Leitsatz
In der Entscheidung ging es um die Frage, inwieweit ein Wechselmodell dem Kindeswohl entspricht und welche Voraussetzungen auf Elternebene erforderlich sind, um ein solches Wechselmodell in der Praxis als dem Kindeswohl entsprechend werten zu können.
Sachverhalt
Anlässlich der Trennung der Kindeseltern hatten diese Mitte Januar 2008 für ihre beiden gemeinsamen Kinder ein Wechselmodell vereinbart. Die Betreuungszeiten für die Kinder wurden zwischen ihnen hälftig geteilt.
Die Mutter gelangte nach einiger Zeit zu der Auffassung, diese Betreuungsregelung habe sich nicht bewährt. Die Kinder seien durch den permanenten zwischen mütterlichem und väterlichem Haushalt stark belastet und zeigten deshalb Verhaltensauffälligkeiten. Der Vater vertrat die Ansicht, die Auffälligkeiten der Kinder seien auf die Trennungssituation zurückzuführen. Ein häufiger Umgang der Kinder diene deren Stabilisierung. Das Interesse der Mutter gehe allein dahin, von ihm Unterhalt verlangen zu können.
Das erstinstanzliche Gericht hat das Umgangsrecht des Antragsgegners geregelt und das Wechselmodell letztlich bestätigt.
Hiergegen wandte sich die Kindesmutter mit der Beschwerde, die sich als begründet erwies.
Entscheidung
Das OLG kam nach Einholung eines Sachverständigengutachtens, Beauftragung eines Verfahrenspflegers und Anhörung der Kinder zu der Überzeugung, dass die von dem Vater befürwortete Fortsetzung des Wechselmodells nicht dem Kindeswohl entspreche. Es hat eine Umgangsregelung getroffen, die auf den Lebensmittelpunkt der Kinder in dem Haushalt der Mutter beruhte und dem Vater wöchentliche Besuche der Kinder bei ihm, sowie ein Ferienumgangsrecht mehrmals im Jahr gewährte.
Zur Begründung hat das OLG ausgeführt, es sei zwar anerkannt, dass mit dem regelmäßigen Wechsel der Kinder zwischen zwei Haushalten Vorteile sowohl für Kinder als auch für die Eltern verbunden seien. Die enge Eltern-Kind-Beziehung zu beiden Elternteilen werde aufrechterhalten und die Kinder erlebten den Alltag mit beiden Eltern. Gleichwohl stünden diesen Vorteilen erhebliche Nachteile für die Kinder gegenüber. Mit dem häufigen Wechsel seien für sie Belastungen verbunden, die ein hohes Maß an Kooperation, Kommunikation und Kompromissbereitschaft der Eltern und auch der Kinder erforderten.

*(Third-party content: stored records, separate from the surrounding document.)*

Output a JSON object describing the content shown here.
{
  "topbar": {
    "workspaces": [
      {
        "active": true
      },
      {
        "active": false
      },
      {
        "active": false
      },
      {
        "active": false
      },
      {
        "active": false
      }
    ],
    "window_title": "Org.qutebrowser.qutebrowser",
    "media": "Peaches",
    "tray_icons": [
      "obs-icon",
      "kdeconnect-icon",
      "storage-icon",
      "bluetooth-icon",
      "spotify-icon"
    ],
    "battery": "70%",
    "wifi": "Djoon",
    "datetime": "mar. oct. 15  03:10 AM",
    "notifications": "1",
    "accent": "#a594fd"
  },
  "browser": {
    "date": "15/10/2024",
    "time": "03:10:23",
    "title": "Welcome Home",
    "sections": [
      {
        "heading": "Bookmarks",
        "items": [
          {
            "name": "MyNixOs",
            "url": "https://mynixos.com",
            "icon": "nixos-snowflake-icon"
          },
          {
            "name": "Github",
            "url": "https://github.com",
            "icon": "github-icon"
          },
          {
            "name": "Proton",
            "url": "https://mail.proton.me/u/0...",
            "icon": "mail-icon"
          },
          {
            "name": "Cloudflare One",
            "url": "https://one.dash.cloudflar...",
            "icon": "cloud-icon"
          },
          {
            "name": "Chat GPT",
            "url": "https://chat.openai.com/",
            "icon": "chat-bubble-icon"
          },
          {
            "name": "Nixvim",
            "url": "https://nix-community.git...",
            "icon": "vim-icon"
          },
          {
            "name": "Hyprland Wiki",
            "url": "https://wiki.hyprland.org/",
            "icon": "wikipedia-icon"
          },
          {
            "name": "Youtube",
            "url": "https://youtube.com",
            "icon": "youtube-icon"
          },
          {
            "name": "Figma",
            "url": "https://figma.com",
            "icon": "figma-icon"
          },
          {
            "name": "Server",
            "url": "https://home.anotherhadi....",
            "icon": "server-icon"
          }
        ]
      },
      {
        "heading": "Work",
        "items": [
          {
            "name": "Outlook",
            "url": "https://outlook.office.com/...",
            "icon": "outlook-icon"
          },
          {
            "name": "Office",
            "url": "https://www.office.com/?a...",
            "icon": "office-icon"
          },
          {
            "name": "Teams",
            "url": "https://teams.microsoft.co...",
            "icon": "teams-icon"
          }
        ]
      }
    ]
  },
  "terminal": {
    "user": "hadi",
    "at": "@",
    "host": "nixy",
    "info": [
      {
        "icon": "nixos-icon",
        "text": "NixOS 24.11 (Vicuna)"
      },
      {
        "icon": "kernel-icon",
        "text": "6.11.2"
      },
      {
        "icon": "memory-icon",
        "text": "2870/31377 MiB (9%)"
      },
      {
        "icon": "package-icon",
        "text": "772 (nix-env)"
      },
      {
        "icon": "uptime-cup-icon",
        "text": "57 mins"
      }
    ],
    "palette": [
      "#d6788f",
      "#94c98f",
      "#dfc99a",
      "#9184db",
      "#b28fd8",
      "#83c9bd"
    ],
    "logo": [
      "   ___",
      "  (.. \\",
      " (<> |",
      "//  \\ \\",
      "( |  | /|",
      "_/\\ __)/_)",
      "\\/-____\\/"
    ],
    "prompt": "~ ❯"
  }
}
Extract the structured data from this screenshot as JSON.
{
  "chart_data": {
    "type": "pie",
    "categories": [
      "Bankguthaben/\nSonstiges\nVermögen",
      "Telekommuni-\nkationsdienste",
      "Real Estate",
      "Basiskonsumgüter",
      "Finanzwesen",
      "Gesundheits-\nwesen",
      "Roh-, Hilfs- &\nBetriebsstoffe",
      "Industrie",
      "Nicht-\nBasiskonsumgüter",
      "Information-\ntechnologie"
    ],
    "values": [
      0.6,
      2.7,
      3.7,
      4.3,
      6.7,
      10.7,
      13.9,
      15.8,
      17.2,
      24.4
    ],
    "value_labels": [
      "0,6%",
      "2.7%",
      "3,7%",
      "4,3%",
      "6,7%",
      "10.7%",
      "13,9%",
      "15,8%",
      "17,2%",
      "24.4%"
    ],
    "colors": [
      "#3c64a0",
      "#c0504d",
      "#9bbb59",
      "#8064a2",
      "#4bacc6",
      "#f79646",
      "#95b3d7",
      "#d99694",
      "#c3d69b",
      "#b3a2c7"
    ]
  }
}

Ein Wechselmodell komme nur dann in Betracht, wenn die Eltern in der Lage seien, ihre Konflikte einzudämmen, sie hoch motiviert und an den Kindesbedürfnissen ausgerichtet seien und zudem eine kontinuierliche Kommunikation und Kooperation von ihnen gewollt sei und auch praktiziert werde.
Diese Voraussetzungen waren nach den Feststellungen des OLG hier nicht gegeben. Dass die Eltern über die Belange der Kinder nicht konfliktfrei kommunizieren und kooperieren könnten, habe sich im Rahmen der Anhörung anschaulich gezeigt. Dadurch seien die in die gleiche Richtung gehenden Feststellungen der Sachverständigen bestätigt worden. Das Wechselmodell habe für die Kinder mit sich gebracht, dass für sie ein Lebensmittelpunkt fehle. Sie seien durch das hohe Konfliktpotential zwischen den Eltern stark belastet. Anhaltspunkte dafür, dass die Mutter ihren Antrag aus eigennützigen Motiven gestellt habe, sah das OLG nicht.
Hinweis
In dieser Entscheidung hat das OLG Koblenz nicht nur die bisherige Rechtsprechung zu den Voraussetzungen eines Wechselmodells aufgezeigt, sondern auch Prüfungskriterien für die praktische Beurteilung eines konkreten Sachverhalts zur Verfügung gestellt.